The hound—bigger than a Saint Bernard, the size of a pony and with enough fur to make it seem even larger—bent its head and licked at her forearm. Robin tried to snatch her arm away and almost overbalanced. The dog continued licking, mildly, and the cut eased itself together, knitting slowly as it continued.
Not a
cu sith
, then. Perhaps a dandydog, or a gebriel without a human-shaped head. It had four toes and large blunt nails, so it was more like a gytrash, but she’d never seen a gytrash this color.
A new animal, then.
It pressed its face against her shoulder, almost knocking her to the deck again, and gave a little hop of delight when she pushed at it. It was always Daisy who could coax a skeletal stray into eating from a can Robin stole from a corner store or supermarket, Daisy who lit up every time a mangy kitten wandered by. Daddy Snowe called her “pets” diseased, kicked at them with his cowboy boots.
Once, he had drowned a whole sack of mewling kittens in the rain barrel while Daisy sobbed and Robin looked on, her face frozen.

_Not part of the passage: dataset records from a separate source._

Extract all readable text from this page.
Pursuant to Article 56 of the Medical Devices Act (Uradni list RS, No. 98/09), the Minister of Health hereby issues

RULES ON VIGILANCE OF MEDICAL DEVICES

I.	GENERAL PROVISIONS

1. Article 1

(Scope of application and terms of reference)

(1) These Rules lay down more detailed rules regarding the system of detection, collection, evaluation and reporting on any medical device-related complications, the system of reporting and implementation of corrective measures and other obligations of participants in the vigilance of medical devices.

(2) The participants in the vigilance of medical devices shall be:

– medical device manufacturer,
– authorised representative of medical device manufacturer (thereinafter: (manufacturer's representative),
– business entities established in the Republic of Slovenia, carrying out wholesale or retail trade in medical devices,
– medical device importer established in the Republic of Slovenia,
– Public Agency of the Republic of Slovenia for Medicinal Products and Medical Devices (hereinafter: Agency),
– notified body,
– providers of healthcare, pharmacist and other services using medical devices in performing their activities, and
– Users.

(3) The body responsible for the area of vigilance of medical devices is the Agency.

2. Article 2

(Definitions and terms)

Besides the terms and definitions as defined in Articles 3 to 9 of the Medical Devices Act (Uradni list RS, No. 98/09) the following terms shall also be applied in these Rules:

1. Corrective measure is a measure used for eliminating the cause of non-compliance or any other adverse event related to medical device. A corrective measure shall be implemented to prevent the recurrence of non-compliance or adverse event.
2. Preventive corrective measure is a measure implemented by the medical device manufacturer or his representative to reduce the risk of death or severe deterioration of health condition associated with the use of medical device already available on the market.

She shook the memory away, and the hound whined. It shoved its face in hers and licked her cheek, a wet, warm,
real
touch. Another whine, deep in its barrel chest.
“I know,” she whispered, even though she didn’t. She didn’t have a single fucking clue.
Her teeth chattered, and when she wound her fingers in the hound’s fur, warmth jolted down her arm, the feverish heat of a creature from the sideways realms. Her head cleared a bit, and she gazed out on the mortal backyard, blinking furiously as the sun shed a robe of cloud and poured down onto mildly shaggy grass and fence alike. An anemic sapling in the back left corner was furred with green, and when the hound folded itself down and wriggled, Robin found she could indeed hike her leg up over its back.
“Be careful,” she whispered, and sagged against the creature’s vital heat. “They’re chasing me. You could flee, and leave me to—”
The hound growled, another low thrumming sound lifting the fine hairs all over her body. A mortal response. Her arms and legs did their best to clamp down, to keep her on its back, and it rose carefully, finding its balance.
“I wish . . .” There was nothing to wish for. So Robin swallowed the taste of blood and bile and whispered the name she’d knit together in the Old Language. Translation was difficult, but she wet her cracked, dry lips and tried anyway.
Thankfully, she didn’t have to pronounce any chantment. The use-name was there, lying over the top of the thing’s truename in a gossamer shroud. It would be impossible to guess the real shape, the exact constellation of blood and breath below, if Robin or the hound didn’t teach it.
“Pepperbuckle,” she whispered. “Let’s go.”
Pepperbuckle threw back his shaggy head and howled, a long, trailing scarf of a cry. He bunched himself, and the world fell away underneath him.
Robin shut her eyes, clinging to warm, vital fur, and simply held on for all she was worth.